Preuve de l’engouement pour la pédagogie en plein air dans les établissements d’enseignement supérieur, ce guide disponible en libre accès aussi bien en français qu’en anglais aurait été téléchargé plus de 3500 fois jusqu’à maintenant. « J’aurais été surpris s’il l’avait été à 300 reprises!, s’exclame celui qui est aussi directeur du Centre de recherche pour l’enseignement et l’apprentissage des sciences.
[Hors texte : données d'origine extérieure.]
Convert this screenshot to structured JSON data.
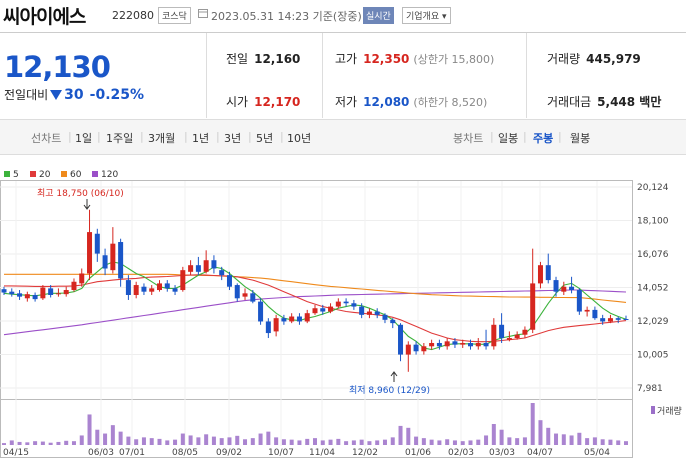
{
  "header": {
    "name": "씨아이에스",
    "code": "222080",
    "market": "코스닥",
    "datetime": "2023.05.31 14:23 기준(장중)",
    "live_label": "실시간",
    "corp_label": "기업개요 ▾"
  },
  "quote": {
    "price": "12,130",
    "change_label": "전일대비",
    "change": "30",
    "change_pct": "-0.25%",
    "prev_close_label": "전일",
    "prev_close": "12,160",
    "open_label": "시가",
    "open": "12,170",
    "high_label": "고가",
    "high": "12,350",
    "upper_limit": "(상한가 15,800)",
    "low_label": "저가",
    "low": "12,080",
    "lower_limit": "(하한가 8,520)",
    "volume_label": "거래량",
    "volume": "445,979",
    "amount_label": "거래대금",
    "amount": "5,448 백만"
  },
  "tabs": {
    "line_label": "선차트",
    "line_items": [
      "1일",
      "1주일",
      "3개월",
      "1년",
      "3년",
      "5년",
      "10년"
    ],
    "candle_label": "봉차트",
    "candle_items": [
      "일봉",
      "주봉",
      "월봉"
    ],
    "candle_active": "주봉"
  },
  "colors": {
    "up": "#d6261f",
    "down": "#1a56c8",
    "ma5": "#3cb33c",
    "ma20": "#e03a3a",
    "ma60": "#ef8a1c",
    "ma120": "#9b4fc8",
    "volume": "#9b6fc8"
  },
  "chart_data": {
    "type": "candlestick",
    "legend": [
      "5",
      "20",
      "60",
      "120"
    ],
    "y_ticks": [
      "20,124",
      "18,100",
      "16,076",
      "14,052",
      "12,029",
      "10,005",
      "7,981"
    ],
    "x_labels": [
      "04/15",
      "06/03",
      "07/01",
      "08/05",
      "09/02",
      "10/07",
      "11/04",
      "12/02",
      "01/06",
      "02/03",
      "03/03",
      "04/07",
      "05/04"
    ],
    "volume_label": "거래량",
    "high_annotation": "최고 18,750 (06/10)",
    "low_annotation": "최저 8,960 (12/29)",
    "ylim": [
      7981,
      20124
    ],
    "candles": [
      [
        13950,
        13750,
        14100,
        13600
      ],
      [
        13800,
        13650,
        14000,
        13500
      ],
      [
        13700,
        13500,
        13900,
        13300
      ],
      [
        13400,
        13650,
        13800,
        13200
      ],
      [
        13600,
        13350,
        13750,
        13200
      ],
      [
        13400,
        14050,
        14200,
        13300
      ],
      [
        14000,
        13600,
        14200,
        13450
      ],
      [
        13650,
        13700,
        14000,
        13500
      ],
      [
        13650,
        13900,
        14100,
        13500
      ],
      [
        13900,
        14400,
        14600,
        13800
      ],
      [
        14300,
        14900,
        15200,
        14100
      ],
      [
        14900,
        17400,
        18750,
        14500
      ],
      [
        17300,
        16100,
        17600,
        15600
      ],
      [
        16000,
        15200,
        16400,
        14800
      ],
      [
        15100,
        16700,
        17700,
        14900
      ],
      [
        16800,
        14600,
        17000,
        14100
      ],
      [
        14500,
        13600,
        14800,
        13300
      ],
      [
        13600,
        14200,
        14400,
        13400
      ],
      [
        14100,
        13800,
        14300,
        13600
      ],
      [
        13800,
        14000,
        14200,
        13600
      ],
      [
        13900,
        14300,
        14500,
        13800
      ],
      [
        14300,
        14000,
        14500,
        13800
      ],
      [
        14000,
        13800,
        14200,
        13600
      ],
      [
        13900,
        15100,
        15300,
        13800
      ],
      [
        15000,
        15400,
        15700,
        14800
      ],
      [
        15400,
        15000,
        15900,
        14800
      ],
      [
        15000,
        15700,
        16300,
        14900
      ],
      [
        15700,
        15200,
        16000,
        14900
      ],
      [
        15100,
        14800,
        15300,
        14500
      ],
      [
        14800,
        14100,
        15000,
        13900
      ],
      [
        14200,
        13400,
        14300,
        13200
      ],
      [
        13500,
        13700,
        14000,
        13300
      ],
      [
        13700,
        13200,
        13900,
        13100
      ],
      [
        13200,
        12000,
        13400,
        11800
      ],
      [
        12000,
        11300,
        12200,
        11000
      ],
      [
        11400,
        12200,
        12400,
        11100
      ],
      [
        12200,
        12000,
        12400,
        11800
      ],
      [
        12000,
        12300,
        12500,
        11900
      ],
      [
        12300,
        12000,
        12500,
        11800
      ],
      [
        12000,
        12500,
        12700,
        11900
      ],
      [
        12500,
        12800,
        13000,
        12400
      ],
      [
        12800,
        12600,
        13000,
        12400
      ],
      [
        12600,
        12900,
        13100,
        12500
      ],
      [
        12900,
        13200,
        13400,
        12800
      ],
      [
        13200,
        13100,
        13400,
        12900
      ],
      [
        13100,
        12900,
        13300,
        12700
      ],
      [
        12900,
        12400,
        13100,
        12200
      ],
      [
        12400,
        12600,
        12800,
        12200
      ],
      [
        12600,
        12400,
        12800,
        12200
      ],
      [
        12400,
        12100,
        12500,
        11900
      ],
      [
        12100,
        11900,
        12200,
        11600
      ],
      [
        11800,
        10000,
        11900,
        9600
      ],
      [
        10000,
        10600,
        10800,
        8960
      ],
      [
        10600,
        10200,
        10800,
        10000
      ],
      [
        10200,
        10500,
        10700,
        10000
      ],
      [
        10500,
        10700,
        10900,
        10300
      ],
      [
        10700,
        10500,
        10900,
        10300
      ],
      [
        10500,
        10800,
        11000,
        10300
      ],
      [
        10800,
        10600,
        11000,
        10400
      ],
      [
        10600,
        10700,
        10900,
        10400
      ],
      [
        10700,
        10500,
        10900,
        10300
      ],
      [
        10500,
        10700,
        11000,
        10300
      ],
      [
        10700,
        10500,
        11500,
        10300
      ],
      [
        10500,
        11800,
        12200,
        10300
      ],
      [
        11800,
        11000,
        12500,
        10700
      ],
      [
        10900,
        11000,
        11400,
        10800
      ],
      [
        11000,
        11200,
        11400,
        10900
      ],
      [
        11200,
        11500,
        11700,
        11000
      ],
      [
        11500,
        14300,
        16400,
        11300
      ],
      [
        14300,
        15400,
        15600,
        14000
      ],
      [
        15400,
        14500,
        16100,
        14300
      ],
      [
        14500,
        13800,
        14700,
        13500
      ],
      [
        13800,
        14100,
        14400,
        13600
      ],
      [
        14100,
        13900,
        14700,
        13700
      ],
      [
        13900,
        12600,
        14000,
        12400
      ],
      [
        12600,
        12700,
        12900,
        12300
      ],
      [
        12700,
        12200,
        12900,
        12100
      ],
      [
        12200,
        12000,
        12400,
        11800
      ],
      [
        12000,
        12200,
        12400,
        11900
      ],
      [
        12200,
        12100,
        12300,
        11900
      ],
      [
        12150,
        12130,
        12350,
        12080
      ]
    ],
    "volume": [
      5,
      12,
      8,
      7,
      10,
      9,
      6,
      8,
      11,
      10,
      25,
      80,
      40,
      30,
      52,
      35,
      22,
      15,
      20,
      18,
      16,
      12,
      14,
      30,
      25,
      20,
      28,
      22,
      18,
      20,
      24,
      15,
      18,
      30,
      35,
      20,
      15,
      14,
      12,
      16,
      18,
      12,
      14,
      16,
      10,
      12,
      14,
      10,
      12,
      14,
      20,
      50,
      45,
      22,
      18,
      14,
      12,
      15,
      12,
      10,
      12,
      14,
      25,
      55,
      40,
      20,
      18,
      20,
      110,
      65,
      45,
      30,
      28,
      25,
      32,
      18,
      20,
      15,
      14,
      12,
      10
    ],
    "ma5": [
      13700,
      13650,
      13620,
      13580,
      13550,
      13620,
      13700,
      13700,
      13720,
      13800,
      14000,
      14600,
      15000,
      15400,
      15600,
      15500,
      15200,
      14900,
      14700,
      14400,
      14100,
      14000,
      14000,
      14200,
      14500,
      14800,
      15000,
      15300,
      15200,
      14900,
      14500,
      14100,
      13800,
      13400,
      12900,
      12500,
      12200,
      12100,
      12050,
      12200,
      12300,
      12450,
      12600,
      12800,
      12900,
      13000,
      12950,
      12800,
      12600,
      12400,
      12100,
      11600,
      11100,
      10800,
      10400,
      10300,
      10450,
      10600,
      10650,
      10650,
      10650,
      10620,
      10620,
      10850,
      11000,
      11100,
      11200,
      11250,
      11700,
      12400,
      13100,
      13700,
      14200,
      14300,
      14000,
      13600,
      13200,
      12800,
      12500,
      12300,
      12130
    ],
    "ma20": [
      14150,
      14150,
      14140,
      14130,
      14120,
      14120,
      14120,
      14130,
      14130,
      14150,
      14200,
      14300,
      14400,
      14450,
      14500,
      14550,
      14580,
      14600,
      14650,
      14680,
      14700,
      14720,
      14750,
      14780,
      14800,
      14820,
      14800,
      14780,
      14760,
      14740,
      14700,
      14600,
      14500,
      14350,
      14200,
      14000,
      13800,
      13600,
      13400,
      13200,
      13050,
      12900,
      12800,
      12700,
      12600,
      12550,
      12500,
      12450,
      12400,
      12350,
      12250,
      12100,
      11900,
      11700,
      11500,
      11300,
      11150,
      11000,
      10900,
      10850,
      10800,
      10780,
      10780,
      10800,
      10850,
      10900,
      10950,
      11000,
      11150,
      11300,
      11450,
      11550,
      11650,
      11700,
      11750,
      11800,
      11850,
      11900,
      11950,
      12000,
      12050
    ],
    "ma60": [
      14850,
      14850,
      14850,
      14850,
      14850,
      14850,
      14850,
      14850,
      14850,
      14850,
      14850,
      14850,
      14850,
      14850,
      14850,
      14850,
      14850,
      14850,
      14850,
      14850,
      14850,
      14850,
      14830,
      14810,
      14800,
      14790,
      14780,
      14770,
      14750,
      14720,
      14700,
      14680,
      14650,
      14620,
      14580,
      14520,
      14460,
      14400,
      14340,
      14280,
      14220,
      14170,
      14120,
      14080,
      14040,
      14000,
      13960,
      13920,
      13880,
      13840,
      13800,
      13760,
      13720,
      13680,
      13650,
      13620,
      13600,
      13580,
      13560,
      13540,
      13530,
      13520,
      13510,
      13500,
      13490,
      13480,
      13480,
      13470,
      13470,
      13460,
      13460,
      13450,
      13450,
      13440,
      13440,
      13400,
      13350,
      13300,
      13250,
      13200,
      13150
    ],
    "ma120": [
      11200,
      11260,
      11320,
      11380,
      11440,
      11500,
      11560,
      11620,
      11680,
      11740,
      11800,
      11870,
      11940,
      12010,
      12080,
      12150,
      12220,
      12290,
      12360,
      12430,
      12500,
      12570,
      12640,
      12710,
      12780,
      12850,
      12920,
      12990,
      13060,
      13130,
      13200,
      13260,
      13310,
      13350,
      13390,
      13420,
      13450,
      13480,
      13500,
      13520,
      13540,
      13560,
      13580,
      13600,
      13610,
      13620,
      13630,
      13640,
      13650,
      13660,
      13670,
      13680,
      13690,
      13700,
      13710,
      13720,
      13730,
      13740,
      13750,
      13760,
      13770,
      13780,
      13790,
      13800,
      13810,
      13820,
      13830,
      13840,
      13850,
      13860,
      13870,
      13880,
      13890,
      13900,
      13900,
      13880,
      13860,
      13840,
      13820,
      13800,
      13780
    ]
  }
}
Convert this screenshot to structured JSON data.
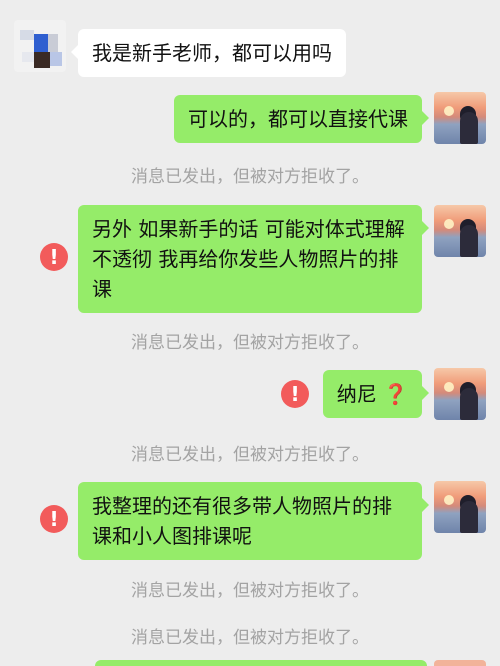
{
  "messages": [
    {
      "text": "我是新手老师，都可以用吗"
    },
    {
      "text": "可以的，都可以直接代课"
    },
    {
      "text": "另外  如果新手的话 可能对体式理解不透彻 我再给你发些人物照片的排课"
    },
    {
      "text": "纳尼",
      "emoji": "❓"
    },
    {
      "text": "我整理的还有很多带人物照片的排课和小人图排课呢"
    }
  ],
  "system_notice": "消息已发出，但被对方拒收了。",
  "error_glyph": "!",
  "colors": {
    "background": "#ededed",
    "sent_bubble": "#95ec69",
    "received_bubble": "#ffffff",
    "error_icon": "#f25b5b",
    "system_text": "#a3a3a3"
  }
}
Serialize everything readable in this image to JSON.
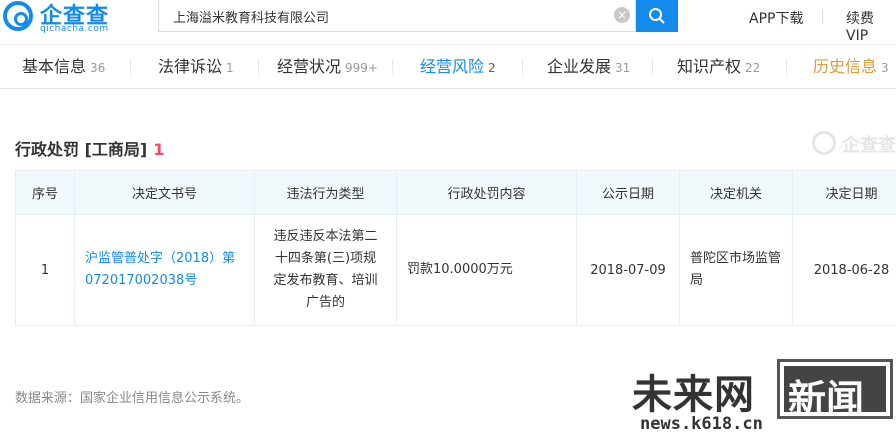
{
  "header": {
    "logo_text": "企查查",
    "logo_sub": "qichacha.com",
    "search_value": "上海溢米教育科技有限公司",
    "app_download": "APP下载",
    "renew_vip": "续费VIP"
  },
  "tabs": [
    {
      "label": "基本信息",
      "count": "36"
    },
    {
      "label": "法律诉讼",
      "count": "1"
    },
    {
      "label": "经营状况",
      "count": "999+"
    },
    {
      "label": "经营风险",
      "count": "2"
    },
    {
      "label": "企业发展",
      "count": "31"
    },
    {
      "label": "知识产权",
      "count": "22"
    },
    {
      "label": "历史信息",
      "count": "3"
    }
  ],
  "section": {
    "title": "行政处罚 [工商局]",
    "count": "1",
    "watermark_logo": "企查查"
  },
  "table": {
    "headers": [
      "序号",
      "决定文书号",
      "违法行为类型",
      "行政处罚内容",
      "公示日期",
      "决定机关",
      "决定日期"
    ],
    "rows": [
      {
        "index": "1",
        "doc_number": "沪监管普处字（2018）第072017002038号",
        "violation_type": "违反违反本法第二十四条第(三)项规定发布教育、培训广告的",
        "penalty": "罚款10.0000万元",
        "publish_date": "2018-07-09",
        "authority": "普陀区市场监管局",
        "decision_date": "2018-06-28"
      }
    ]
  },
  "footer": {
    "source_note": "数据来源：国家企业信用信息公示系统。"
  },
  "watermark": {
    "name": "未来网",
    "box_text": "新闻",
    "url": "news.k618.cn"
  },
  "colors": {
    "brand_blue": "#128bed",
    "count_red": "#fd485e",
    "history_orange": "#e09b3b"
  }
}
On ne pensait pas qu’il y avait un besoin aussi important d’information, c’est une surprise. »

À l’heure actuelle, peu d’universités québécoises emboîtent le pas à l’U de S, révèle un rapide coup de sonde effectué par Affaires universitaires. À l’Université Laval, un comité de travail ayant comme mandat de réfléchir à l’aménagement et au développement d’espaces d’enseignements extérieurs a bel et bien été constitué à l’automne 2020. Néanmoins, « il n’y a pas de déploiement d’infrastructures dédiées à ce type d’enseignement à prévoir dans les prochains mois », assure un porte-parole de l’établissement par courriel.

À l’Université du Québec à Montréal, quelques classes en plein air ayant pour but de renforcer des projets in situ menés de manière habituelle ont eu lieu pendant la pandémie. Mais, elles ont été suspendues lorsque la situation sanitaire s’est détériorée dans la métropole. Même chose à l’Université Concordia, dont le campus situé au centre-ville rend difficile ce genre d’expériences, et à l’Université de Montréal, où on s’interroge sur la valeur ajoutée que cette modalité pédagogique peut générer avant de l’instituer.

Gare à la pensée magique!

M. Ayotte-Beaudet se fait très critique sur ce dernier point. « On ne va pas dehors pour tenir une classe comme on le fait à l’intérieur; ça ne sert à rien! Les environnements extérieurs doivent plutôt être envisagés comme une ressource pédagogique au service des apprentissages », nuance l’expert. Selon lui, les professeurs d’établissements d’enseignement supérieur interpellés par cette approche doivent avant tout se questionner sur la notion d’intention pédagogique.

« Les concepts abordés sur les bancs de l’université ne doivent pas servir qu’à être recrachés lors d’une évaluation. Ils ont trait à de véritables situations que l’étudiant est susceptible de rencontrer à l’avenir, dans sa vie professionnelle par exemple », fait-il valoir. Ainsi, l’architecture ne s’étudie jamais aussi bien que sur le terrain, en déambulant dans les rues d’une ville. Et les sciences biologiques s’enseignent particulièrement bien dans la nature, au sein même des écosystèmes.

Seul problème : il existe encore peu de littérature scientifique relative à la pédagogie en plein air en contexte universitaire. « À l’heure actuelle, l’essentiel des études se concentre chez les jeunes, au niveau primaire et secondaire. Chez les adultes, on se retrouve confronté à un vide de données pour soutenir les éventuels bienfaits de cette approche », regrette M. Ayotte-Beaudet. En ce sens, l’expérience de l’U de S est plus qu’un simple coup de marketing; c’est un véritable laboratoire.